渋滞を回避できるルート選び、移動時間の選択も重要
愛犬連れの長距離、長時間ドライブでのプラニングで重要なことは、すでに説明した休憩ポイントの設定のほかに、ゴールデンウイークは大渋滞が予想されるため、渋滞を避けた(=休憩がしやすい)トライブルートを設定することだ。例えば東京から伊豆高原に向かう場合、小田原から海沿いの国道135号線を延々と走るルートと、小田原から山沿いの箱根ターンパイク、伊豆スカイラインを経由する主に2つのルートがある。渋滞の影響を受けにくく、愛犬を車外に出しやすいのは後者で、山道ルートだけで伊豆高原にスムーズに到着できる可能性大(道中のトイレの心配なし)。軽井沢に向かうケースでも、上信越道碓氷軽井沢ICからプリンス通りを経てプリンスショッピングセンターに向かう道は、ゴールデンウイーク中は超絶な大渋滞。が、高速道路を1区間、足を伸ばして佐久ICまで行き、軽井沢にアクセスする(戻る)、比較的渋滞を避けたルートも、地元民が利用する手と言われている。
また、行楽シーズンのドライブの基本として、道が混まない時間帯(早朝など)に移動するのも手だ。目的地に早く着きすぎる点を克服できるのであれば、人間も愛犬もより快適にドライブを楽しめるはずである。
スムーズな運転を心がけ、高速走行ではACCを使うとより快適に
運転に関しては、スムーズさを心がけること。当たり前だが、急ハンドル、急ブレーキは厳禁。乗員はもちろん、車内でどこかにつかまれない犬にとって、そうした運転によるクルマの挙動変化は不快でしかなく、ストレスの原因になる。ドライブモードがあるクルマなら、筆者のようにエコモード(加速が穏やかになり、燃費も良くなるモード)にセットし、高速道路ではACC(アダプティブクルーズコントロール)を使うとよりスムーズな走りになることも覚えておきたい。
エアコンはトンネル内などを除き外気導入が基本
ゴールデンウイークは気温も高まりがちで、エアコンを使うケースもあるはずだが、基本は外気導入だ。JAFが2019年に行ったJAFユーザーテストでは、内気循環のまま走行したクルマの、眠気や軽い頭痛を感じる可能性がある二酸化炭素濃度は高速道路で最大4520ppm、郊外・山道でのCO₂濃度が最大4730ppm、市街地ではなんとCO₂濃度最大6770ppmとなったという。一方、外気導入で走行したクルマのCO₂濃度は常に1000ppm前後と、大きな差が付いたのだ。人間はもちろん、愛犬の健康のためにも、トンネル内などを除いて、エアコンは外気導入にしておきたい。

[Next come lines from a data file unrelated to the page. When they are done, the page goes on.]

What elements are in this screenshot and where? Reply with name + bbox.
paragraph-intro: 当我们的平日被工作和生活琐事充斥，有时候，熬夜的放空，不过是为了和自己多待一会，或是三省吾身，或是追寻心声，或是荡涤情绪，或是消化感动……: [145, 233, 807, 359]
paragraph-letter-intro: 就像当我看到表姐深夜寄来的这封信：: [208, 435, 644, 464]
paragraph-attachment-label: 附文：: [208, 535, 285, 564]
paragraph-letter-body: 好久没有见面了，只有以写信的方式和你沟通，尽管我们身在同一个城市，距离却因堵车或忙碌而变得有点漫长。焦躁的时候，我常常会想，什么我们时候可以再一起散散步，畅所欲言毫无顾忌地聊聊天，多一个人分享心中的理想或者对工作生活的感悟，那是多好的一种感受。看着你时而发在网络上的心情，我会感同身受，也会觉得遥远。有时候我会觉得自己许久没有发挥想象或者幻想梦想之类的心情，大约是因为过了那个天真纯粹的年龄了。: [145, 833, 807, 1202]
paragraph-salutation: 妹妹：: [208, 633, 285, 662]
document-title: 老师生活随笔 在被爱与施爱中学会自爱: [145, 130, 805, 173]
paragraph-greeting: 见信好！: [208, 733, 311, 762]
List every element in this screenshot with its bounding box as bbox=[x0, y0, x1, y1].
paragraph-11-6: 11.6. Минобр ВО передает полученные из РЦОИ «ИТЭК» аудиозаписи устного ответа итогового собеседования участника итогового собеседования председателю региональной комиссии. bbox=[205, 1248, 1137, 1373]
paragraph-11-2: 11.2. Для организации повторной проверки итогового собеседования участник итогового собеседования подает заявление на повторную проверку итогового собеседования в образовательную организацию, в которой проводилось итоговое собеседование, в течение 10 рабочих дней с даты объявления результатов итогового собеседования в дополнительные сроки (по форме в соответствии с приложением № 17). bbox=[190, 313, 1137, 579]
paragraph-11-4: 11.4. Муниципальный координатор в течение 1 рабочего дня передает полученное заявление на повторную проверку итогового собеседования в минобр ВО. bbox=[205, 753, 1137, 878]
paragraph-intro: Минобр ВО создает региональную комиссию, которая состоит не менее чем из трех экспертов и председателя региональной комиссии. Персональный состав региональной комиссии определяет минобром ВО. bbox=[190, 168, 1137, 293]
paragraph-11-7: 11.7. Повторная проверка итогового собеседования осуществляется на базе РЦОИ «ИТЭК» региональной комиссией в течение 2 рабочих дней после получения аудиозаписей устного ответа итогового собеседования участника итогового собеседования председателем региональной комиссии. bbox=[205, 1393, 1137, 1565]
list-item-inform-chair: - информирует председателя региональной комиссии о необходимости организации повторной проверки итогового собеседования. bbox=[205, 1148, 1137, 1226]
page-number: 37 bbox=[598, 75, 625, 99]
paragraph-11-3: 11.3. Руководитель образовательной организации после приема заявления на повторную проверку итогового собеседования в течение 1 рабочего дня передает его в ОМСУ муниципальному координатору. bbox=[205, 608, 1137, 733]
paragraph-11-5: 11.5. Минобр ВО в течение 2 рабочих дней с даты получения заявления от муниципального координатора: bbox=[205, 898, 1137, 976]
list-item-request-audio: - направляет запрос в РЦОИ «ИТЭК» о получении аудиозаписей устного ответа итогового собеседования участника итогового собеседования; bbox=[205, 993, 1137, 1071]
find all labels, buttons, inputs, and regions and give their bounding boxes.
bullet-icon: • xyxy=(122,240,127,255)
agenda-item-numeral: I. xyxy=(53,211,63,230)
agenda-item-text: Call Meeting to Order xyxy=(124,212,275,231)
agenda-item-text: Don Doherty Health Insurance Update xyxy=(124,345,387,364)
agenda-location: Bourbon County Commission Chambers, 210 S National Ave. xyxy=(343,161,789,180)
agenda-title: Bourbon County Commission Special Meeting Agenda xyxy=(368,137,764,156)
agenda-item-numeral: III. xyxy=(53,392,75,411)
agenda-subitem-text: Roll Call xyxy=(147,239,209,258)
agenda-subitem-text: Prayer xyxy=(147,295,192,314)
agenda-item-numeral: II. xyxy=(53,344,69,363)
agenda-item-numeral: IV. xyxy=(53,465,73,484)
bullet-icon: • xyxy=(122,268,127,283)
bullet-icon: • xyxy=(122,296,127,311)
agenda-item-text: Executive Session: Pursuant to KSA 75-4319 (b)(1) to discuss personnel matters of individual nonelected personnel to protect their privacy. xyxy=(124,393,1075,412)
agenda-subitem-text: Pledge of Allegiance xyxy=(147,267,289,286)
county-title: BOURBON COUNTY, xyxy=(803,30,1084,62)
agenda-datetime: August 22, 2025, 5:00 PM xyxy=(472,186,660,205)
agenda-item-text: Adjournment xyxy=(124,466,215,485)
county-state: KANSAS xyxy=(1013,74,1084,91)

付け加えれば、愛犬を後席に乗せるとして、これからの時期は後席エアコン吹き出し口のあるクルマだと、愛犬はより快適にドライブが楽しめる。そうでなければ、後席の車内温度に気遣ったエアコンの温度調整をすべきである。犬は毛皮を着ていて、足の裏からしか発汗できず、暑い時期には熱中症になりやすい生き物だからだ。
愛犬を同伴できる飲食店などのチェックも怠りなく!!
ドライブプラニングに話を戻すと、宿泊、日帰りを問わず、ドライブ先でランチなどをとる予定なら、愛犬と入れるカフェやレストランなどの施設のチェック(定休日、営業時間、愛犬同伴席)も不可欠。できれば予約しておくと安心だ(ペット同伴席が満席ということもある)。この季節なら、テラス席のほうが気持ちいい場合もあるだろう(天候によるが)。
というわけで、道路の渋滞、行楽地の混雑が間違いなくあるゴールデンウイークの愛犬とのドライブ旅行を、しっかりと準備して、快適・安全に楽しんで欲しい。